I came across this matrix calculus calculation:
$$\begin{align} &\nabla_\mathbf{w} \left( \mathbf{w}^T \mathbf{X}^{\text{(train)}T} \mathbf{X}^{\text{(train)}}\mathbf{w} - 2\mathbf{w}^T \mathbf{X}^{\text{(train)}T} \mathbf{y}^{\text{(train)}} + \mathbf{y}^{\text{(train)}T}\mathbf{y}^{\text{(train)}} \right) = 0 \\ &\Rightarrow 2\mathbf{X}^{\text{(train)}T} \mathbf{X}^{\text{(train)}} \mathbf{w} - 2\mathbf{X}^{\text{(train)}T} \mathbf{y}^{\text{(train)}} = 0 \end{align}$$
I'm having difficulty understanding how the authors performed the differentiation to $\mathbf{w}^T \mathbf{X}^{\text{(train)}T} \mathbf{X}^{\text{(train)}}\mathbf{w}$ of the first equation to get $2\mathbf{X}^{\text{(train)}T} \mathbf{X}^{\text{(train)}} \mathbf{w}$ of the second equation. In particular, I'm unsure of how to treat the transposed term $\mathbf{w}^T$. Can someone please explain this? Thank you.
Let $A$ be a symmetric matrix.
Let's consider the derivative of $w^TAw=\sum_{ij}w_iA_{ij}w_j$.
Differentiating with respect to $w_i$, we have $2\sum_{j}A_{ij}w_j$.
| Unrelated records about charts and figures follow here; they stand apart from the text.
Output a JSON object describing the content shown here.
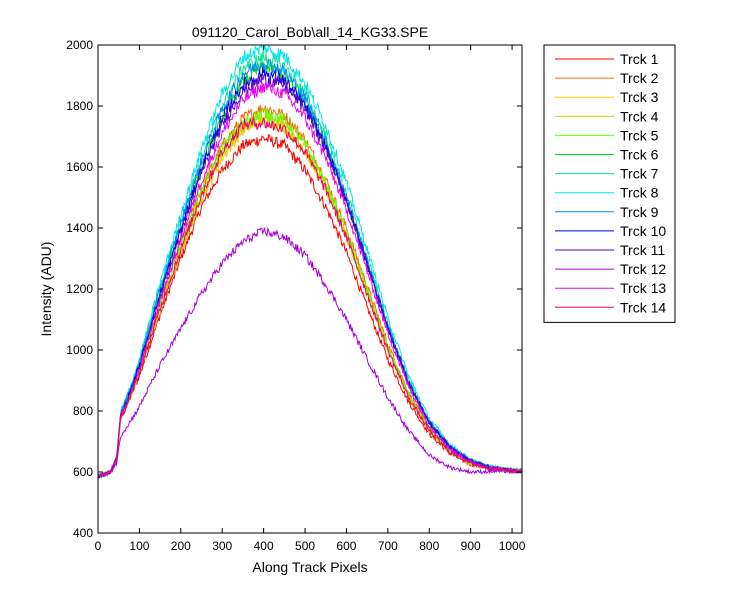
{
  "chart_data": {
    "type": "line",
    "title": "091120_Carol_Bob\\all_14_KG33.SPE",
    "xlabel": "Along Track Pixels",
    "ylabel": "Intensity (ADU)",
    "xlim": [
      0,
      1024
    ],
    "ylim": [
      400,
      2000
    ],
    "xticks": [
      0,
      100,
      200,
      300,
      400,
      500,
      600,
      700,
      800,
      900,
      1000
    ],
    "yticks": [
      400,
      600,
      800,
      1000,
      1200,
      1400,
      1600,
      1800,
      2000
    ],
    "grid": false,
    "legend_position": "outside-top-right",
    "x": [
      0,
      30,
      45,
      55,
      60,
      80,
      100,
      150,
      200,
      250,
      300,
      350,
      400,
      450,
      500,
      550,
      600,
      650,
      700,
      750,
      800,
      850,
      900,
      950,
      1000,
      1024
    ],
    "series": [
      {
        "name": "Trck 1",
        "color": "#ff0000",
        "values": [
          585,
          600,
          640,
          780,
          790,
          850,
          915,
          1115,
          1300,
          1470,
          1590,
          1670,
          1695,
          1670,
          1590,
          1470,
          1320,
          1140,
          970,
          830,
          725,
          660,
          625,
          610,
          603,
          603
        ]
      },
      {
        "name": "Trck 2",
        "color": "#ff6600",
        "values": [
          585,
          600,
          640,
          785,
          795,
          860,
          930,
          1150,
          1350,
          1530,
          1670,
          1760,
          1795,
          1770,
          1690,
          1560,
          1400,
          1210,
          1020,
          860,
          745,
          670,
          630,
          612,
          604,
          603
        ]
      },
      {
        "name": "Trck 3",
        "color": "#ffcc00",
        "values": [
          585,
          600,
          640,
          780,
          790,
          855,
          925,
          1130,
          1320,
          1500,
          1630,
          1720,
          1755,
          1730,
          1650,
          1525,
          1370,
          1185,
          1000,
          845,
          735,
          665,
          628,
          611,
          604,
          603
        ]
      },
      {
        "name": "Trck 4",
        "color": "#cccc00",
        "values": [
          585,
          600,
          640,
          780,
          790,
          855,
          925,
          1135,
          1325,
          1505,
          1640,
          1730,
          1765,
          1740,
          1660,
          1530,
          1375,
          1190,
          1005,
          850,
          738,
          667,
          628,
          611,
          604,
          603
        ]
      },
      {
        "name": "Trck 5",
        "color": "#66ff00",
        "values": [
          585,
          600,
          640,
          785,
          795,
          860,
          935,
          1150,
          1345,
          1525,
          1660,
          1745,
          1780,
          1755,
          1675,
          1545,
          1385,
          1200,
          1010,
          852,
          740,
          668,
          629,
          611,
          604,
          603
        ]
      },
      {
        "name": "Trck 6",
        "color": "#00dd00",
        "values": [
          585,
          600,
          645,
          790,
          805,
          875,
          955,
          1190,
          1400,
          1600,
          1760,
          1880,
          1930,
          1900,
          1810,
          1670,
          1490,
          1280,
          1070,
          890,
          760,
          680,
          635,
          614,
          605,
          603
        ]
      },
      {
        "name": "Trck 7",
        "color": "#00e68a",
        "values": [
          585,
          600,
          645,
          795,
          810,
          880,
          960,
          1205,
          1425,
          1630,
          1800,
          1925,
          1960,
          1930,
          1840,
          1700,
          1515,
          1300,
          1085,
          900,
          765,
          683,
          636,
          614,
          605,
          603
        ]
      },
      {
        "name": "Trck 8",
        "color": "#00e6e6",
        "values": [
          585,
          600,
          645,
          800,
          815,
          885,
          970,
          1220,
          1445,
          1660,
          1840,
          1960,
          1990,
          1965,
          1875,
          1735,
          1550,
          1330,
          1105,
          915,
          775,
          690,
          640,
          616,
          606,
          603
        ]
      },
      {
        "name": "Trck 9",
        "color": "#0088ff",
        "values": [
          585,
          600,
          645,
          795,
          808,
          878,
          958,
          1200,
          1415,
          1620,
          1790,
          1905,
          1945,
          1915,
          1825,
          1685,
          1505,
          1290,
          1078,
          895,
          763,
          682,
          636,
          614,
          605,
          603
        ]
      },
      {
        "name": "Trck 10",
        "color": "#0000ee",
        "values": [
          585,
          600,
          645,
          790,
          802,
          870,
          950,
          1185,
          1395,
          1595,
          1760,
          1870,
          1910,
          1885,
          1800,
          1665,
          1490,
          1280,
          1070,
          890,
          760,
          680,
          635,
          613,
          605,
          603
        ]
      },
      {
        "name": "Trck 11",
        "color": "#5500cc",
        "values": [
          585,
          600,
          645,
          790,
          800,
          865,
          945,
          1175,
          1380,
          1580,
          1740,
          1850,
          1890,
          1870,
          1790,
          1660,
          1490,
          1285,
          1075,
          895,
          763,
          682,
          636,
          614,
          605,
          603
        ]
      },
      {
        "name": "Trck 12",
        "color": "#aa00dd",
        "values": [
          585,
          598,
          630,
          720,
          730,
          770,
          815,
          950,
          1070,
          1185,
          1285,
          1355,
          1390,
          1370,
          1310,
          1215,
          1100,
          970,
          845,
          735,
          655,
          615,
          600,
          602,
          603,
          603
        ]
      },
      {
        "name": "Trck 13",
        "color": "#ee00ee",
        "values": [
          585,
          600,
          642,
          785,
          795,
          860,
          935,
          1160,
          1365,
          1555,
          1710,
          1820,
          1865,
          1840,
          1760,
          1630,
          1460,
          1260,
          1055,
          880,
          752,
          675,
          632,
          612,
          604,
          603
        ]
      },
      {
        "name": "Trck 14",
        "color": "#ee0066",
        "values": [
          585,
          600,
          640,
          780,
          790,
          852,
          925,
          1135,
          1330,
          1510,
          1650,
          1740,
          1745,
          1725,
          1650,
          1525,
          1370,
          1185,
          1000,
          845,
          735,
          665,
          628,
          611,
          604,
          603
        ]
      }
    ]
  }
}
To see an example, suppose we want to differentiate with respect to $w_1$ where $n=2$
$$A_{11}w_1^2+A_{12}w_1w_2+A_{21}w_1w_2+A_{22}w_2^2$$
The partial derivative with respect to $w_1$ is
$$2A_{11}w_1 + A_{12}w_2+A_{21}w_2=2A_{11}w_1+(A_{12}+A_{21})w_2=2(A_{11}w_1+A_{12}w_2)$$
Similarly, the partial derivative with respect to $w_2$ is
$$ A_{12}w_1+A_{21}w_1+2A_{22}w_2=(A_{12}+A_{21})w_1+ 2A_{22}w_2=2(A_{21}w_1+A_{22}w_2)$$
That is we have $$\nabla_w(w^TAw)=2Aw$$